En el mes de enero de 2013, y tras una sesión de conferencias del ciclo DIALOGANDO DESDE EL SUR, a cargo de estudiantes y docentes de los cursos intensivos para el Doctorado de la Facultad de Derecho de la Universidad de Buenos Aires, surgió del alumnado la idea de emitir la declaración que subsigue. Su texto, resultado de intensos debates, algunos de ellos acalorados, ha recibido ya la suscripción de decenas de miembros de la comunidad académica de la Casa que la viera nacer, incluidos numerosos catedráticos y profesores, y de muchas personas más que resolvieron suscribirla. Publicamos en forma abierta, por primera vez, esta Declaración, convocando a quienes lo deseen a hacer llegar su adhesión a [email protected]

La nómina completa de firmantes, en forma física y virtual, será publicada en el próximo número de la revista.
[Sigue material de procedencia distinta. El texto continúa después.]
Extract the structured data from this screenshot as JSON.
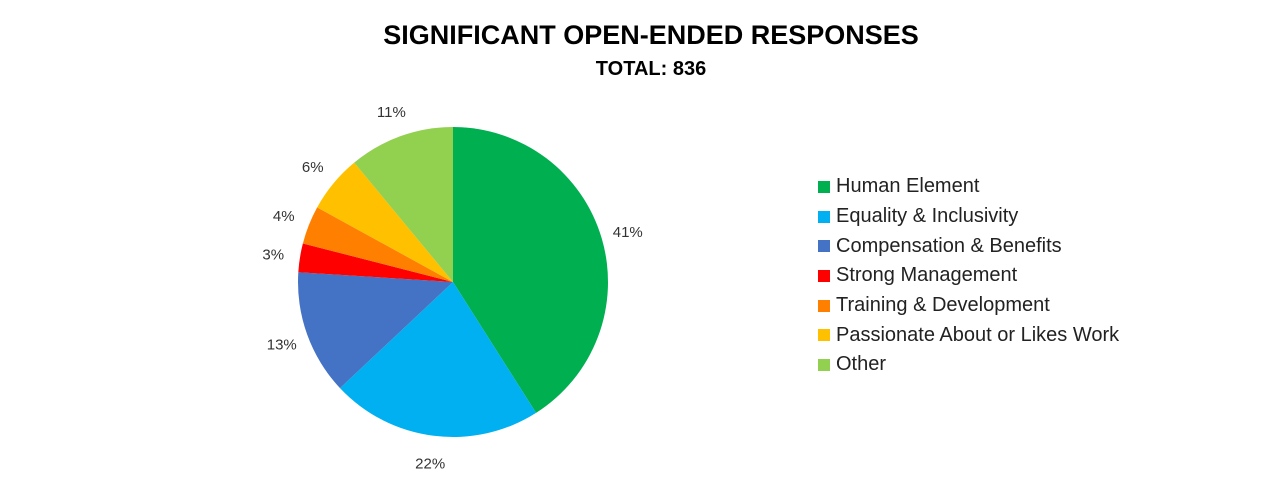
{
  "chart_data": {
    "type": "pie",
    "title": "SIGNIFICANT OPEN-ENDED RESPONSES",
    "subtitle": "TOTAL: 836",
    "categories": [
      "Human Element",
      "Equality & Inclusivity",
      "Compensation & Benefits",
      "Strong Management",
      "Training & Development",
      "Passionate About or Likes Work",
      "Other"
    ],
    "values": [
      41,
      22,
      13,
      3,
      4,
      6,
      11
    ],
    "labels": [
      "41%",
      "22%",
      "13%",
      "3%",
      "4%",
      "6%",
      "11%"
    ],
    "colors": [
      "#00B050",
      "#00B0F0",
      "#4472C4",
      "#FF0000",
      "#FF8000",
      "#FFC000",
      "#92D050"
    ],
    "legend_position": "right"
  }
}
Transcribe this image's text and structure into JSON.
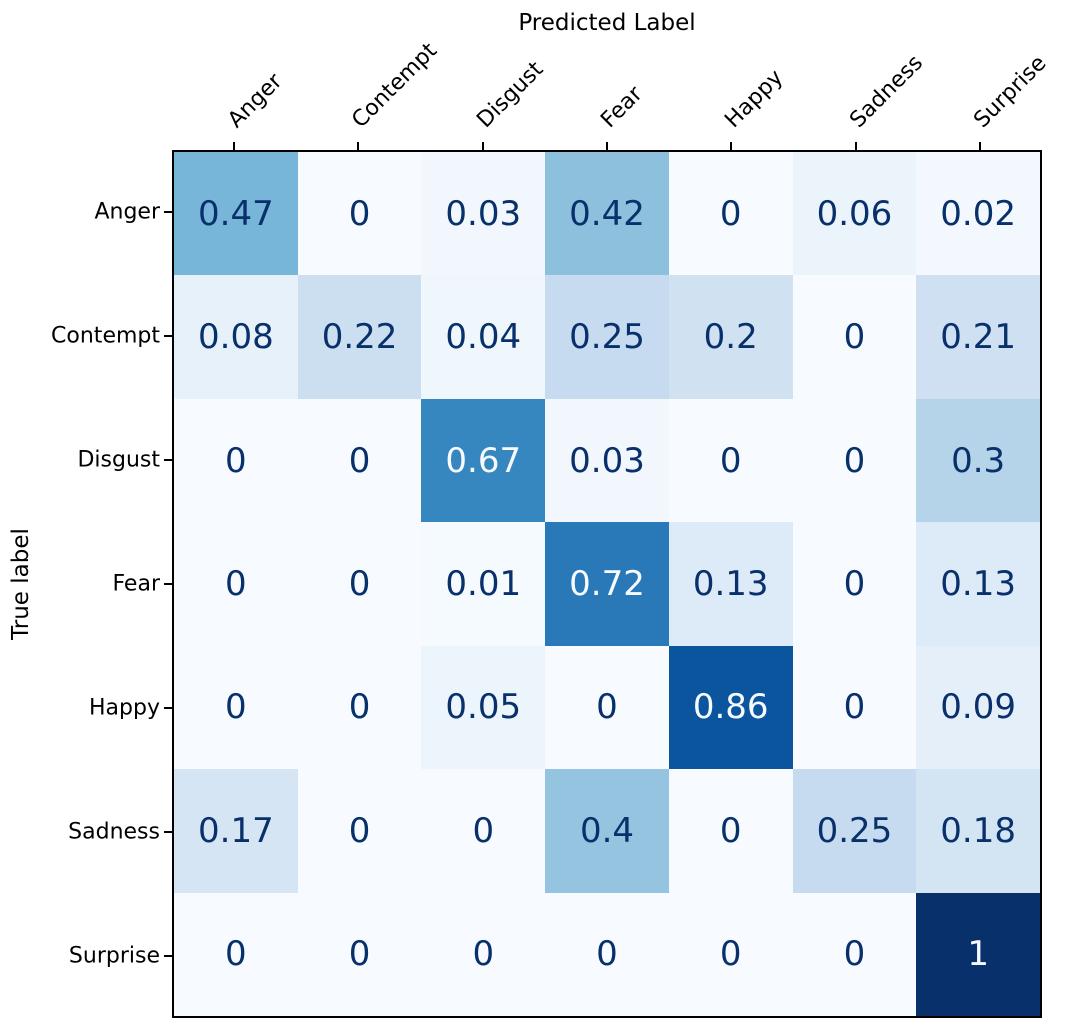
{
  "chart_data": {
    "type": "heatmap",
    "title": "Predicted Label",
    "xlabel": "Predicted Label",
    "ylabel": "True label",
    "categories": [
      "Anger",
      "Contempt",
      "Disgust",
      "Fear",
      "Happy",
      "Sadness",
      "Surprise"
    ],
    "row_labels": [
      "Anger",
      "Contempt",
      "Disgust",
      "Fear",
      "Happy",
      "Sadness",
      "Surprise"
    ],
    "matrix": [
      [
        0.47,
        0,
        0.03,
        0.42,
        0,
        0.06,
        0.02
      ],
      [
        0.08,
        0.22,
        0.04,
        0.25,
        0.2,
        0,
        0.21
      ],
      [
        0,
        0,
        0.67,
        0.03,
        0,
        0,
        0.3
      ],
      [
        0,
        0,
        0.01,
        0.72,
        0.13,
        0,
        0.13
      ],
      [
        0,
        0,
        0.05,
        0,
        0.86,
        0,
        0.09
      ],
      [
        0.17,
        0,
        0,
        0.4,
        0,
        0.25,
        0.18
      ],
      [
        0,
        0,
        0,
        0,
        0,
        0,
        1
      ]
    ],
    "value_range": [
      0,
      1
    ],
    "colormap": "Blues",
    "legend": "none",
    "grid": false
  },
  "colors": {
    "background": "#ffffff",
    "spine": "#000000",
    "cell_text_dark": "#08306b",
    "cell_text_light": "#f7fbff",
    "colormap_stops": [
      "#f7fbff",
      "#deebf7",
      "#c6dbef",
      "#9ecae1",
      "#6baed6",
      "#4292c6",
      "#2171b5",
      "#08519c",
      "#08306b"
    ],
    "text_threshold": 0.5
  }
}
Muchas gracias.

Ricardo Rabinovich-Berkman   

 

DECLARACIÓN CONTRA EL USO DE LA PALABRA “RAZA” EN EL LENGUAJE JURÍDICO EN RELACIÓN CON SERES HUMANOS

Teniendo en cuenta:

 

1) el principio de la dignidad humana;

2) la universalidad de los derechos humanos;

3) la importancia del lenguaje jurídico en la formación de los conceptos;

4) que el lenguaje jurídico debe estar al servicio de la dignidad humana;

5) la existencia de una única “raza” en la humanidad: la raza humana;

6) que cuando se utiliza el término "raza" en referencia a seres humanos, incluso bajo el pretexto de luchar contra el prejuicio o la discriminación, indirectamente se asume la existencia de “razas” diferentes;


Los abajo firmantes, alumnos y docentes
de la Facultad de Derecho de la Universidad de Buenos Aires,

y demás adherentes,

DECLARAMOS:

 

1) Que el término “raza” y sus derivados, con excepción de la palabra “racismo”, han de ser excluidos del lenguaje jurídico, y por ello no usados en leyes, decretos, sentencias judiciales, actos administrativos ni trabajos doctrinarios.

2) Que en los textos legales y normativos en que el término “raza” o sus derivados, con excepción de la palabra “racismo”, han sido empleados, ha de procurarse su paulatina y oportuna sustitución por otras expresiones.

3) Que nos comprometemos a difundir esta Declaración por nuestros respectivos países y a contribuir a su efectivo cumplimiento.

 

En la Ciudad de Buenos Aires, a 18 de enero de 2013.